Nos dois casos, estamos diante de valores subjetivos que se poderiam resumir numa só palavra: sentimento. E quando adentramos esse campo subjetivo, o solo se nos apresenta movediço e traiçoeiro, pois o julgamento da manifestação do pensamento não pertence a quem o emite de alguma forma: escrita, verbal ou mediante imagens, como as charges satirizando pessoas. Indago: até que ponto essas pessoas são obrigadas a aceitar a sátira como inofensiva à sua honra ou imagem? E como se pode assegurar que o julgamento desse confronto de direitos constitucionais resultará justo? Como pode, por exemplo, um juiz decidir sobre o limite do sentimento humano para suportar revezes? Não é o juiz também um ser dotado de sentimento? Ou será que ele só se ampara na razão? Será possível conceber para alguém a infalibilidade?
Solução para tal impasse deu Trasímaco: “A justiça é o interesse do mais forte, ou seja, do governante.” Assim ele resumiu o que acontecia na sua época e acontece até hoje, com as sociedades escravizadas por seus Estados e os cidadãos submetidos ao “interesse do mais forte”. Exemplos atuais foram a deportação velocíssima de dois atletas cubanos, que apenas tentaram o asilo político no Brasil para se livrar da notória opressão em seu país, e a posterior negativa de deportação de um italiano matador de quatro pessoas, segundo seus defensores, por “motivação política”.

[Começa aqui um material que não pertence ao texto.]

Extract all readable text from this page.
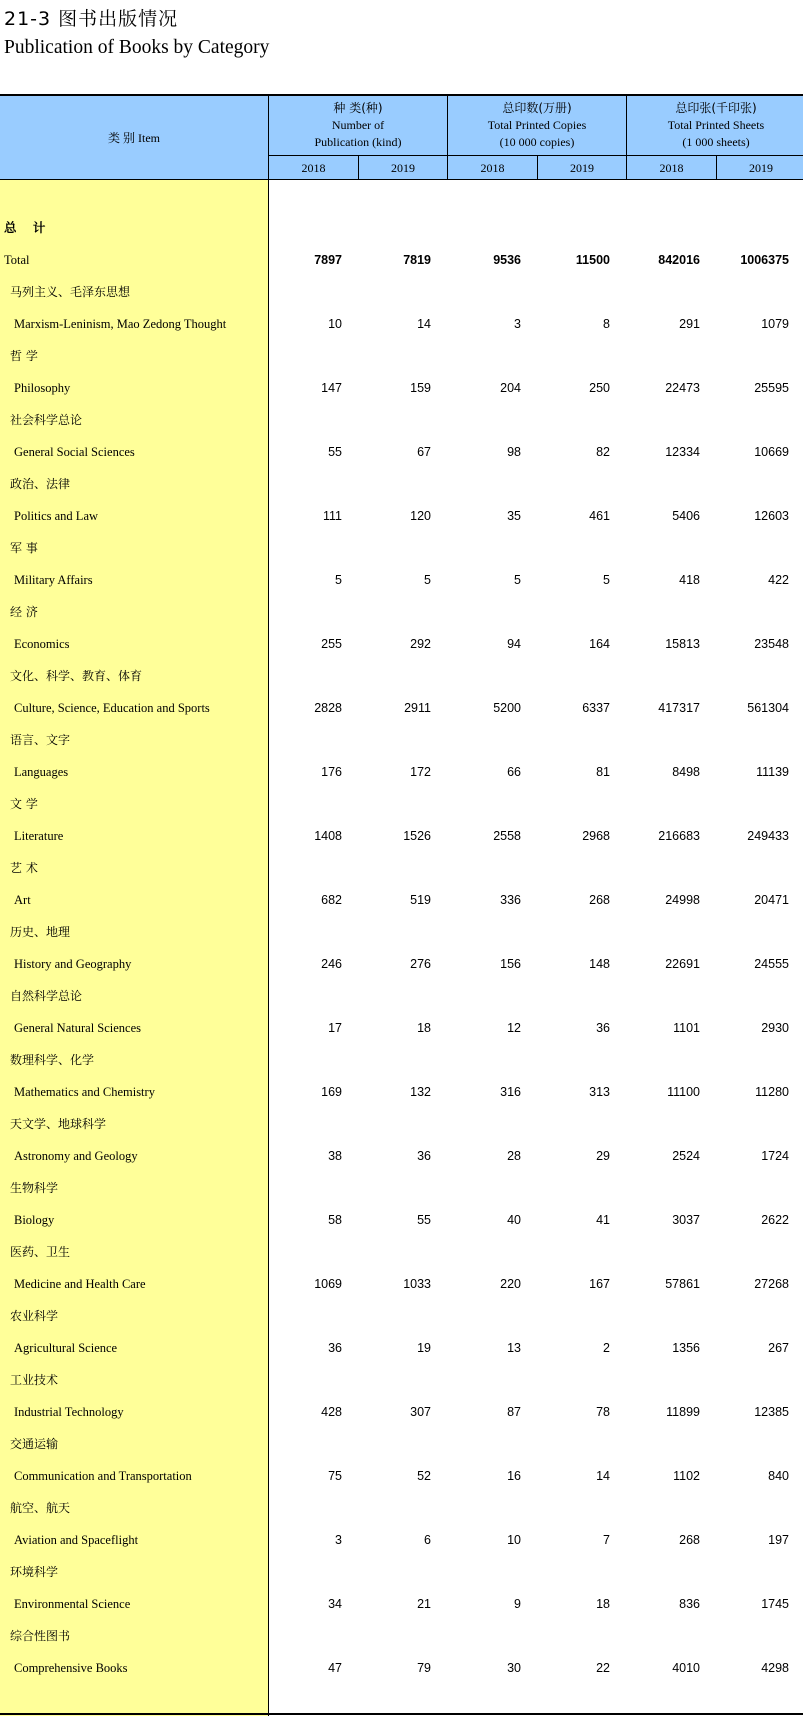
21-3 图书出版情况
Publication of Books by Category
类 别 Item
种 类(种)
Number of
Publication (kind)
总印数(万册)
Total Printed Copies
(10 000 copies)
总印张(千印张)
Total Printed Sheets
(1 000 sheets)
2018	2019	2018	2019	2018	2019
总 计
Total	7897	7819	9536	11500	842016	1006375
马列主义、毛泽东思想
Marxism-Leninism, Mao Zedong Thought	10	14	3	8	291	1079
哲 学
Philosophy	147	159	204	250	22473	25595
社会科学总论
General Social Sciences	55	67	98	82	12334	10669
政治、法律
Politics and Law	111	120	35	461	5406	12603
军 事
Military Affairs	5	5	5	5	418	422
经 济
Economics	255	292	94	164	15813	23548
文化、科学、教育、体育
Culture, Science, Education and Sports	2828	2911	5200	6337	417317	561304
语言、文字
Languages	176	172	66	81	8498	11139
文 学
Literature	1408	1526	2558	2968	216683	249433
艺 术
Art	682	519	336	268	24998	20471
历史、地理
History and Geography	246	276	156	148	22691	24555
自然科学总论
General Natural Sciences	17	18	12	36	1101	2930
数理科学、化学
Mathematics and Chemistry	169	132	316	313	11100	11280
天文学、地球科学
Astronomy and Geology	38	36	28	29	2524	1724
生物科学
Biology	58	55	40	41	3037	2622
医药、卫生
Medicine and Health Care	1069	1033	220	167	57861	27268
农业科学
Agricultural Science	36	19	13	2	1356	267
工业技术
Industrial Technology	428	307	87	78	11899	12385
交通运输
Communication and Transportation	75	52	16	14	1102	840
航空、航天
Aviation and Spaceflight	3	6	10	7	268	197
环境科学
Environmental Science	34	21	9	18	836	1745
综合性图书
Comprehensive Books	47	79	30	22	4010	4298
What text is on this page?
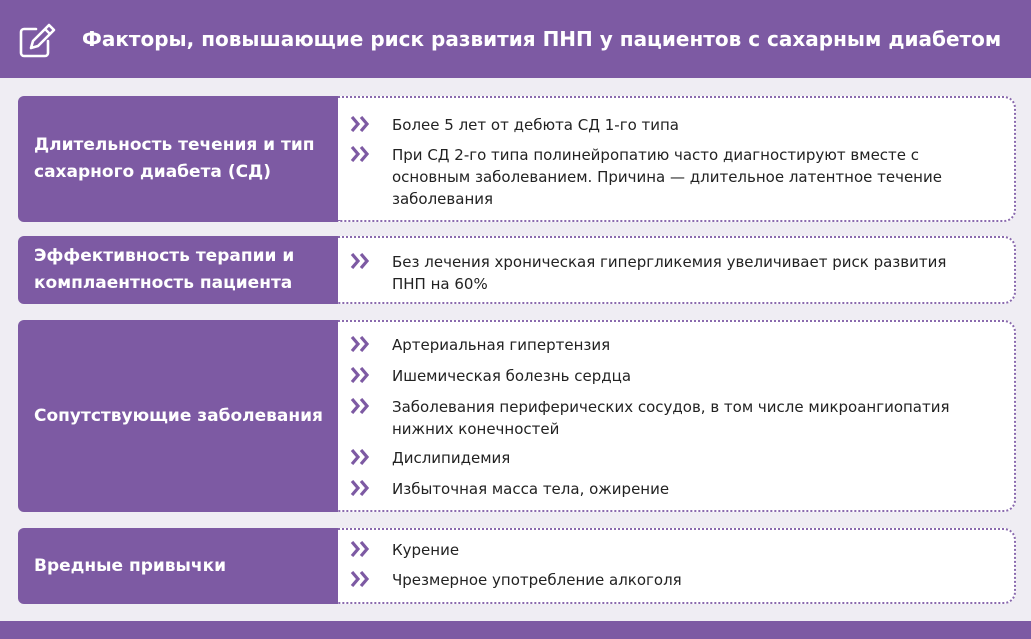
Факторы, повышающие риск развития ПНП у пациентов с сахарным диабетом
Длительность течения и тип сахарного диабета (СД)
Более 5 лет от дебюта СД 1-го типа
При СД 2-го типа полинейропатию часто диагностируют вместе с основным заболеванием. Причина — длительное латентное течение заболевания
Эффективность терапии и комплаентность пациента
Без лечения хроническая гипергликемия увеличивает риск развития ПНП на 60%
Сопутствующие заболевания
Артериальная гипертензия
Ишемическая болезнь сердца
Заболевания периферических сосудов, в том числе микроангиопатия нижних конечностей
Дислипидемия
Избыточная масса тела, ожирение
Вредные привычки
Курение
Чрезмерное употребление алкоголя
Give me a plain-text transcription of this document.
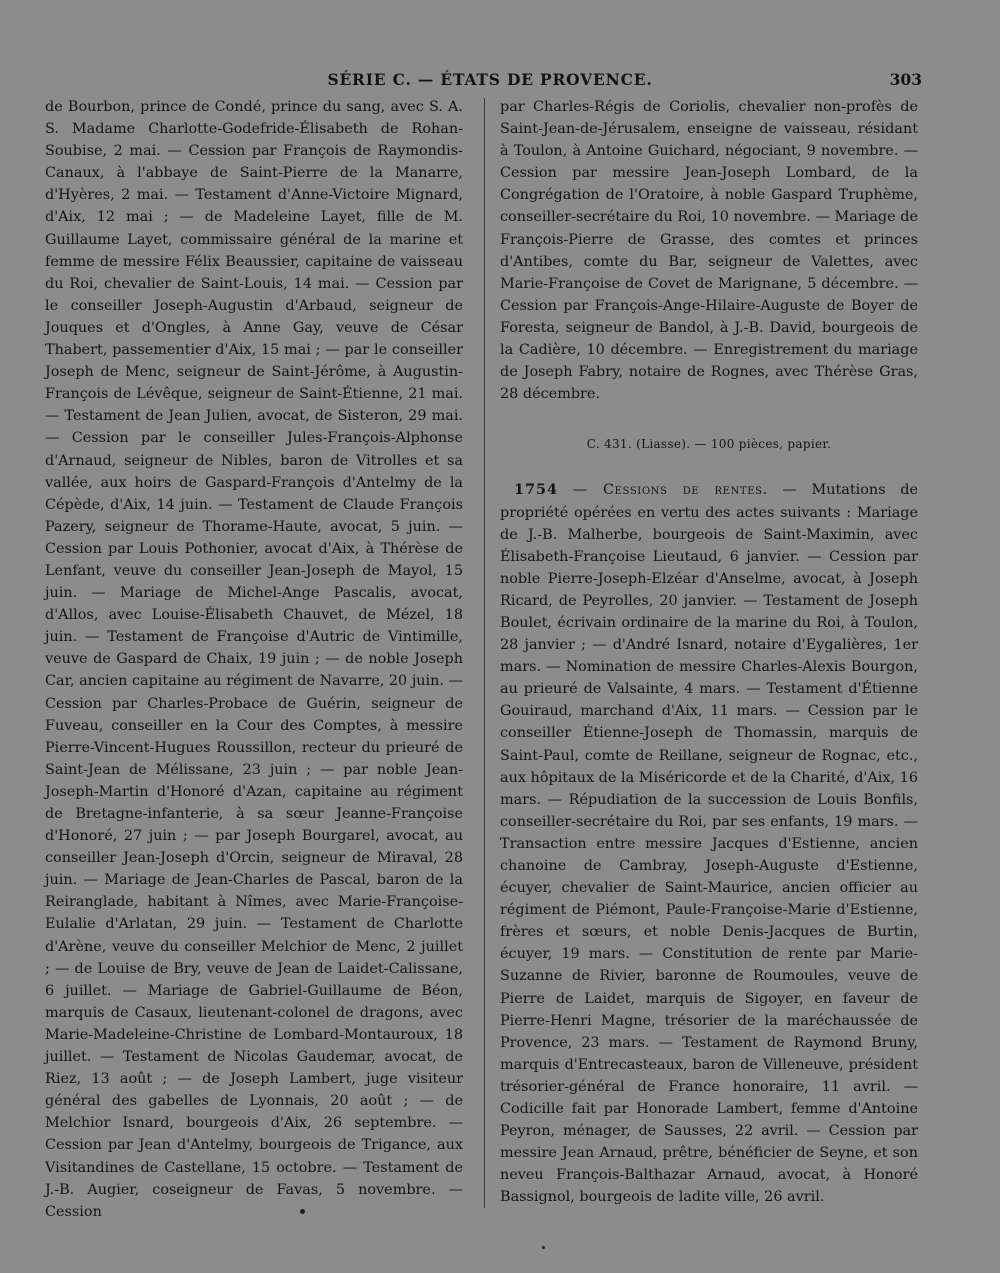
SÉRIE C. — ÉTATS DE PROVENCE.	303

de Bourbon, prince de Condé, prince du sang, avec S. A. S. Madame Charlotte-Godefride-Élisabeth de Rohan-Soubise, 2 mai. — Cession par François de Raymondis-Canaux, à l'abbaye de Saint-Pierre de la Manarre, d'Hyères, 2 mai. — Testament d'Anne-Victoire Mignard, d'Aix, 12 mai ; — de Madeleine Layet, fille de M. Guillaume Layet, commissaire général de la marine et femme de messire Félix Beaussier, capitaine de vaisseau du Roi, chevalier de Saint-Louis, 14 mai. — Cession par le conseiller Joseph-Augustin d'Arbaud, seigneur de Jouques et d'Ongles, à Anne Gay, veuve de César Thabert, passementier d'Aix, 15 mai ; — par le conseiller Joseph de Menc, seigneur de Saint-Jérôme, à Augustin-François de Lévêque, seigneur de Saint-Étienne, 21 mai. — Testament de Jean Julien, avocat, de Sisteron, 29 mai. — Cession par le conseiller Jules-François-Alphonse d'Arnaud, seigneur de Nibles, baron de Vitrolles et sa vallée, aux hoirs de Gaspard-François d'Antelmy de la Cépède, d'Aix, 14 juin. — Testament de Claude François Pazery, seigneur de Thorame-Haute, avocat, 5 juin. — Cession par Louis Pothonier, avocat d'Aix, à Thérèse de Lenfant, veuve du conseiller Jean-Joseph de Mayol, 15 juin. — Mariage de Michel-Ange Pascalis, avocat, d'Allos, avec Louise-Élisabeth Chauvet, de Mézel, 18 juin. — Testament de Françoise d'Autric de Vintimille, veuve de Gaspard de Chaix, 19 juin ; — de noble Joseph Car, ancien capitaine au régiment de Navarre, 20 juin. — Cession par Charles-Probace de Guérin, seigneur de Fuveau, conseiller en la Cour des Comptes, à messire Pierre-Vincent-Hugues Roussillon, recteur du prieuré de Saint-Jean de Mélissane, 23 juin ; — par noble Jean-Joseph-Martin d'Honoré d'Azan, capitaine au régiment de Bretagne-infanterie, à sa sœur Jeanne-Françoise d'Honoré, 27 juin ; — par Joseph Bourgarel, avocat, au conseiller Jean-Joseph d'Orcin, seigneur de Miraval, 28 juin. — Mariage de Jean-Charles de Pascal, baron de la Reiranglade, habitant à Nîmes, avec Marie-Françoise-Eulalie d'Arlatan, 29 juin. — Testament de Charlotte d'Arène, veuve du conseiller Melchior de Menc, 2 juillet ; — de Louise de Bry, veuve de Jean de Laidet-Calissane, 6 juillet. — Mariage de Gabriel-Guillaume de Béon, marquis de Casaux, lieutenant-colonel de dragons, avec Marie-Madeleine-Christine de Lombard-Montauroux, 18 juillet. — Testament de Nicolas Gaudemar, avocat, de Riez, 13 août ; — de Joseph Lambert, juge visiteur général des gabelles de Lyonnais, 20 août ; — de Melchior Isnard, bourgeois d'Aix, 26 septembre. — Cession par Jean d'Antelmy, bourgeois de Trigance, aux Visitandines de Castellane, 15 octobre. — Testament de J.-B. Augier, coseigneur de Favas, 5 novembre. — Cession

par Charles-Régis de Coriolis, chevalier non-profès de Saint-Jean-de-Jérusalem, enseigne de vaisseau, résidant à Toulon, à Antoine Guichard, négociant, 9 novembre. — Cession par messire Jean-Joseph Lombard, de la Congrégation de l'Oratoire, à noble Gaspard Truphème, conseiller-secrétaire du Roi, 10 novembre. — Mariage de François-Pierre de Grasse, des comtes et princes d'Antibes, comte du Bar, seigneur de Valettes, avec Marie-Françoise de Covet de Marignane, 5 décembre. — Cession par François-Ange-Hilaire-Auguste de Boyer de Foresta, seigneur de Bandol, à J.-B. David, bourgeois de la Cadière, 10 décembre. — Enregistrement du mariage de Joseph Fabry, notaire de Rognes, avec Thérèse Gras, 28 décembre.

C. 431. (Liasse). — 100 pièces, papier.

1754 — Cessions de rentes. — Mutations de propriété opérées en vertu des actes suivants : Mariage de J.-B. Malherbe, bourgeois de Saint-Maximin, avec Élisabeth-Françoise Lieutaud, 6 janvier. — Cession par noble Pierre-Joseph-Elzéar d'Anselme, avocat, à Joseph Ricard, de Peyrolles, 20 janvier. — Testament de Joseph Boulet, écrivain ordinaire de la marine du Roi, à Toulon, 28 janvier ; — d'André Isnard, notaire d'Eygalières, 1er mars. — Nomination de messire Charles-Alexis Bourgon, au prieuré de Valsainte, 4 mars. — Testament d'Étienne Gouiraud, marchand d'Aix, 11 mars. — Cession par le conseiller Étienne-Joseph de Thomassin, marquis de Saint-Paul, comte de Reillane, seigneur de Rognac, etc., aux hôpitaux de la Miséricorde et de la Charité, d'Aix, 16 mars. — Répudiation de la succession de Louis Bonfils, conseiller-secrétaire du Roi, par ses enfants, 19 mars. — Transaction entre messire Jacques d'Estienne, ancien chanoine de Cambray, Joseph-Auguste d'Estienne, écuyer, chevalier de Saint-Maurice, ancien officier au régiment de Piémont, Paule-Françoise-Marie d'Estienne, frères et sœurs, et noble Denis-Jacques de Burtin, écuyer, 19 mars. — Constitution de rente par Marie-Suzanne de Rivier, baronne de Roumoules, veuve de Pierre de Laidet, marquis de Sigoyer, en faveur de Pierre-Henri Magne, trésorier de la maréchaussée de Provence, 23 mars. — Testament de Raymond Bruny, marquis d'Entrecasteaux, baron de Villeneuve, président trésorier-général de France honoraire, 11 avril. — Codicille fait par Honorade Lambert, femme d'Antoine Peyron, ménager, de Sausses, 22 avril. — Cession par messire Jean Arnaud, prêtre, bénéficier de Seyne, et son neveu François-Balthazar Arnaud, avocat, à Honoré Bassignol, bourgeois de ladite ville, 26 avril.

Essas incoerências demonstram o quanto é difícil avaliar o comportamento humano sem considerar sua subjetividade, ou deixar de constatar o poder de fazer e desfazer do Estado em qualquer regime político. Pois mesmo que alguém se manifeste e seja punido, e depois tenha a punição anulada, fica no ar a ameaça futura contra todos os que gostam de se manifestar. A anulação da punição jamais vencerá a derrota moral imposta a quem se manifestou, especialmente se não gerar nenhuma punição contra quem o penalizou.
É complicado estabelecer limites para a livre expressão. Qualquer barreira pode resultar em miasma de cerceamento da liberdade individual. Por outro lado, ignorar a necessidade de controlar as manifestações do pensamento pode gerar o caos numa sociedade. Eis como fica a balança da justiça, esta que, forjada pelo Estado, não sopesa tão bem esses casos subjetivos e tende a confirmar a tese de Trasímaco... Portanto, a saída única de quem gosta de se manifestar e não possui nenhum poder, embora como cidadão seja detentor de direitos, é a cautela. Pois seus direitos são subjetivos e culminarão embrulhados num dos pratos da balança da justiça sempre em menor peso sem direito a contrapeso.